I know you’ve been worried about your movie. I’ve had it for over three weeks, and now you’re putting little notes on my queue, gently letting me know that it’s ok if something’s gone wrong with the disk; I can let you know without getting punished.
Well, Netflix, the disk is ok. I’ve just been really busy. You’ll see that other disks have come to and gone from my mailbox, but that’s because they’re episodic TV. I can fit in a 40 minute TV fix where I can’t manage a 120 minute flick.
And, oh, I don’t know. I think this disk was giving out vibes. I only vaguely knew what it was about anyway: general concept, big awards nominated and won. But I couldn’t get myself to actually put it in the DVD player.
Last night I did. Netflix, although it was tough for me to part with some films, such as Remains of the Day and Capote, you can have Adaptation back. I liked it and I hated it. I’m so confused.
(SPOILER ALERT!)
It was, at first, stunningly – almost annoyingly – clever, so not-Hollywood. I even loved the revelation of “Susan Orlean’s” secret life. Because I was rather enjoying myself, I had such a sinking feeling when the movie decidedly went Hollywood. “Susan” decides to solve her problem by becoming a homicidal maniac? What?

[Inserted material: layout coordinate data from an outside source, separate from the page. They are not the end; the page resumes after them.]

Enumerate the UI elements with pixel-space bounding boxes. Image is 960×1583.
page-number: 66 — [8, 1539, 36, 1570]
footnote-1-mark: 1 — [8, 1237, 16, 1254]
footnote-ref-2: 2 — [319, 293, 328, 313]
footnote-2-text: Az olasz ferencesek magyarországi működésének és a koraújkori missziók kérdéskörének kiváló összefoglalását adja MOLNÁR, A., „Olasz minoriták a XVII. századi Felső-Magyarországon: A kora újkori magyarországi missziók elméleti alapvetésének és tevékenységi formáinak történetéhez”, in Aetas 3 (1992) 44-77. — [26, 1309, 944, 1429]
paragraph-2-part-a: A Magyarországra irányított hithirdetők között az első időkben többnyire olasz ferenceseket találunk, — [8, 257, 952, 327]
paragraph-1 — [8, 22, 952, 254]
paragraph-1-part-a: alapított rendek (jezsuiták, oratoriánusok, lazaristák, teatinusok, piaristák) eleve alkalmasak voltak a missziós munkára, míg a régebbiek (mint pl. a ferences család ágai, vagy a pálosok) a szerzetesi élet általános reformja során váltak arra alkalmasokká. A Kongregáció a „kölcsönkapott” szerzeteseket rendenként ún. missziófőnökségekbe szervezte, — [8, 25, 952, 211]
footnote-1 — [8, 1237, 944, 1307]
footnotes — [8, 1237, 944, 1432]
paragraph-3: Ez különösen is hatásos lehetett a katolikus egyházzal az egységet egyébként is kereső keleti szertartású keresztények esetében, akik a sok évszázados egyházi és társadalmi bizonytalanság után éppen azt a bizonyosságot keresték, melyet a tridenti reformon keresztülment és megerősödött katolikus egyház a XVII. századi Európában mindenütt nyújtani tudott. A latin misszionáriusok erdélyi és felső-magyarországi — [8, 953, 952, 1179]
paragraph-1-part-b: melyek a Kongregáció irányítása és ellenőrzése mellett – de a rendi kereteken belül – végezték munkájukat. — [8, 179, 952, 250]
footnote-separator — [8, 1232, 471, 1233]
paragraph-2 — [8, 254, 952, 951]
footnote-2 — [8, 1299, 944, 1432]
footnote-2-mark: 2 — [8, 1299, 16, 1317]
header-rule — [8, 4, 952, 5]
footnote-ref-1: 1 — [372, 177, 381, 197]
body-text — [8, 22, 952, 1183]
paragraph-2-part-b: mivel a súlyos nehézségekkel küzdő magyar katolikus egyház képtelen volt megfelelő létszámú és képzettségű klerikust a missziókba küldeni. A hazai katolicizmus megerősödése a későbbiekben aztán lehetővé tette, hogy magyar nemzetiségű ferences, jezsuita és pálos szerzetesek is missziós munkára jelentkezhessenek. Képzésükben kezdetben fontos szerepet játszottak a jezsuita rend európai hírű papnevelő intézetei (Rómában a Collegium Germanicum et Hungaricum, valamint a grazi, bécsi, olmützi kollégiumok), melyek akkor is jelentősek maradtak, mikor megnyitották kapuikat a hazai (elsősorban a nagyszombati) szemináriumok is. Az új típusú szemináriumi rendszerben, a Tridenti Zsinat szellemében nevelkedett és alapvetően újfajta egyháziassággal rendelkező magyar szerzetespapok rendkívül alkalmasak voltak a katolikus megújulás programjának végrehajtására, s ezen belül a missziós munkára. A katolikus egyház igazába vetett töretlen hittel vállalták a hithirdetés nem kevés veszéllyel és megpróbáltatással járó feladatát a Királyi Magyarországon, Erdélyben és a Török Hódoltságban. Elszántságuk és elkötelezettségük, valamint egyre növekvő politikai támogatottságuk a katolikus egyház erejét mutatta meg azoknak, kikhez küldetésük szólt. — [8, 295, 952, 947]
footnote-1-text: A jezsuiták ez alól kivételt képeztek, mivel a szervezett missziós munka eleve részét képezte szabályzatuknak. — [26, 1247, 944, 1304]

On the other hand, the ending might be part of the looping-around metatextual nature of the film. After all, everything changed immediately after Charlie had his one-on-one with Robert McKee, the motivational hack screenwriting coach. So, upon McKee’s advice, Charlie – the fictional and the real one – does precisely what earlier he said he wouldn’t: “I just don’t want to ruin it by making it a Hollywood thing.”
I either get it: Kaufman’s making an ironic statement about the inability to escape the Hollywood ending (and didn't Altman already cover that in The Player?).
Or I don’t get it.
Anyway, Netflix, stop worrying. The disk is in the mail.